More than one, three

Finally, just to show how everyone on SCOTUS can get along when corporate profit is at stake, while that decision may have been only 8-1, this one, coming to us from AP via the New York Times, was 9-0:
The Supreme Court on Wednesday invalidated parts of Maine's law barring Internet tobacco sales to minors.

In a unanimous decision, the court said Maine cannot impose a regulatory scheme on transportation companies delivering tobacco products directly to consumers. The justices said federal transportation law blocks the states from doing so.

The ruling could provide the impetus for the transportation industry to get out from under state laws regulating cigarette deliveries in the Internet age.
Various outfits have been evading state laws about tobacco sales by selling cigarettes, etc., online, shipped directly to underage buyers. Maine is one of 32 states with laws targeting such deliveries. The Maine law required delivery companies to intercept packages from unlicensed tobacco sellers and verify the age of buyers in order to keep cigarettes out of the hands of kids under 18. The industry, of course, argued the costs were just astronomical, bankrupting, ruinous, and besides, hey states, you can't touch us, nyah-nyah.

Federal law, the AP article says, bars states from "regulating prices, routes or services of shipping companies." Maine officials argued that this was regulation for public health and safety, not traditional economic regulation of the sort subject to federal preemption. The First Circuit Appeals Court rejected the argument and SCOTUS has now agreed. Writing for the Court, the supposedly liberal Stephen Breyer said that federal law "says nothing about a public health exception" - that is, states can't regulate trucking firms over public health concerns because the law did not specifically say they could. Reading that made me flash back to the 1980s and the Reagan administration saying they could legally funnel money to the contras through the Agriculture Department because Congress did not specifically mention Ag in the law banning such aid.

Getting back to the immediate case, again, there was a money quote, one that revealed the real concern:
Because of Maine's regulation, companies will have to offer tobacco delivery services "that differ significantly" from what the market might dictate, Breyer wrote. [emphasis added]
Because, of course, the Market Is God. And what's more,
[t]he ruling against Maine's law could enable the industry to argue that similar laws in other states are invalid.
Because, again, the Market Is God.

Footnote: The latter two results may be disturbing, but they should not be surprising, not even the majorities.

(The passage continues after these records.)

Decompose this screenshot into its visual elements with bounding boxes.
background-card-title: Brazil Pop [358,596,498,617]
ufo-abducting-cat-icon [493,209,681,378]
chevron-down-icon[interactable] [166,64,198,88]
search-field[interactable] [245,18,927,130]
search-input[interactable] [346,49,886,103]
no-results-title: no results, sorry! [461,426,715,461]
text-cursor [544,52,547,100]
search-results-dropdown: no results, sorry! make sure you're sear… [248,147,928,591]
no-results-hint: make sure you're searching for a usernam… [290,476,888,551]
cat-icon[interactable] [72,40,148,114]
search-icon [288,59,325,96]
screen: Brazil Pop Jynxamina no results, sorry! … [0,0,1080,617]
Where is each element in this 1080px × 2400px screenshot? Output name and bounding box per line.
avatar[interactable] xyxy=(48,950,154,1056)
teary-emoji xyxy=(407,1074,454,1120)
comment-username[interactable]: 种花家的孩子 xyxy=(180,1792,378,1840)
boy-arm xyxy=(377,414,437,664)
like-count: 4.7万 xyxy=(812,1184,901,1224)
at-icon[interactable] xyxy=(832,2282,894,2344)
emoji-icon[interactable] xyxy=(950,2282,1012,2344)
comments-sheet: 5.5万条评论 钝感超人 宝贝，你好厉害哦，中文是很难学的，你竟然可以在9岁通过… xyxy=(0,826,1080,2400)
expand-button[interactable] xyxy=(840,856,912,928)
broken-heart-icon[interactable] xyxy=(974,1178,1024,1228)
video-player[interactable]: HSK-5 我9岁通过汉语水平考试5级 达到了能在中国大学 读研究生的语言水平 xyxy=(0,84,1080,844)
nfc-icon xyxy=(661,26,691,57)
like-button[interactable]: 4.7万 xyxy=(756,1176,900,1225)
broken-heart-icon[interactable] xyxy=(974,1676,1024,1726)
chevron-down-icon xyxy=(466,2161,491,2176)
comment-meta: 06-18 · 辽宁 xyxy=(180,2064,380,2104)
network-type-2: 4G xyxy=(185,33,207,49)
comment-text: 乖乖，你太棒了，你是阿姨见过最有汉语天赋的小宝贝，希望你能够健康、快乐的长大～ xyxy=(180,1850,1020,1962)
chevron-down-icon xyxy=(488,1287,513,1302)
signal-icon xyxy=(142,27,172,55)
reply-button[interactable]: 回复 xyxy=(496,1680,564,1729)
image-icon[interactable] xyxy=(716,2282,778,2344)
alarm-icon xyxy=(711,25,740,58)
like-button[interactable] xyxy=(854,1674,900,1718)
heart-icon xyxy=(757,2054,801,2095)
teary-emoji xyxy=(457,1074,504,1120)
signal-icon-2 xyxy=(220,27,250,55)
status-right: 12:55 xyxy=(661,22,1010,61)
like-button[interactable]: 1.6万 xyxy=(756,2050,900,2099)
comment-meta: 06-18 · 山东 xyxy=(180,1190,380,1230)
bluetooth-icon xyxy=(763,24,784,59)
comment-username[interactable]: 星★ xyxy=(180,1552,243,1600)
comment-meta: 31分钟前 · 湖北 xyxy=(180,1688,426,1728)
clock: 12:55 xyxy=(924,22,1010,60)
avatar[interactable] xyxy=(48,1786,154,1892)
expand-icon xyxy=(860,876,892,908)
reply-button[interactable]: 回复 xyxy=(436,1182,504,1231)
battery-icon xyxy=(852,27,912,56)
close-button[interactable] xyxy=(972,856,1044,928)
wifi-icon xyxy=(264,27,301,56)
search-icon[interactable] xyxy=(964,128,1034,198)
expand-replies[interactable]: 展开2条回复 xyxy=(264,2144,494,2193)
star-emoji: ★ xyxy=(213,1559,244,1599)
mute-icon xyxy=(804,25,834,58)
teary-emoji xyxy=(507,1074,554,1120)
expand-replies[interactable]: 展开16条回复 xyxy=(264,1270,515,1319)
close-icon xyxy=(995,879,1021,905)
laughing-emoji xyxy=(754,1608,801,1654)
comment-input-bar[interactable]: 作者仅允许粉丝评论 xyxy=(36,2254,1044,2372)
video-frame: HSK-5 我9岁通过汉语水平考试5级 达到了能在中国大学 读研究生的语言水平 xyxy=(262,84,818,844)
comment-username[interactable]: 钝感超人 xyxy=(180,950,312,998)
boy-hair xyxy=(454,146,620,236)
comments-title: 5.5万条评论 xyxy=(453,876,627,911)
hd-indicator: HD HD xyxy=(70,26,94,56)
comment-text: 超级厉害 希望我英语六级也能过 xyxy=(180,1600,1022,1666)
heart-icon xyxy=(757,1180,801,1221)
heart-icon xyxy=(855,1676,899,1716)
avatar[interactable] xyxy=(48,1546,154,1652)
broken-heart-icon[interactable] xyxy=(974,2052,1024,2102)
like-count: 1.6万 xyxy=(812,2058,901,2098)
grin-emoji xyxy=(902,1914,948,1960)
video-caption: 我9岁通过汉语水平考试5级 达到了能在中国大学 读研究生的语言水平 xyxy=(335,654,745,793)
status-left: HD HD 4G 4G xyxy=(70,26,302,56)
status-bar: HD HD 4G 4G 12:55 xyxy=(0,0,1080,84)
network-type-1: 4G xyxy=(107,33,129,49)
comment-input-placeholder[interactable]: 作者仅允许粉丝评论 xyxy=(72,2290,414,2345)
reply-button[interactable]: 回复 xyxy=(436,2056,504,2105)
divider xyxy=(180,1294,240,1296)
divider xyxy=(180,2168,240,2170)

Last June, I quoted a representative of the US Chamber of Commerce calling the Supreme Court session just concluded "our best Supreme Court term ever." In 30 business-related cases, SCOTUS had ruled against business interests just twice and 80% of the decisions were by margins of 7-2 or better. When it comes to protecting corporate America from the ravages of regulation and the awfulness of accountability, the "liberal" and "conservative" wings of the Court are as one.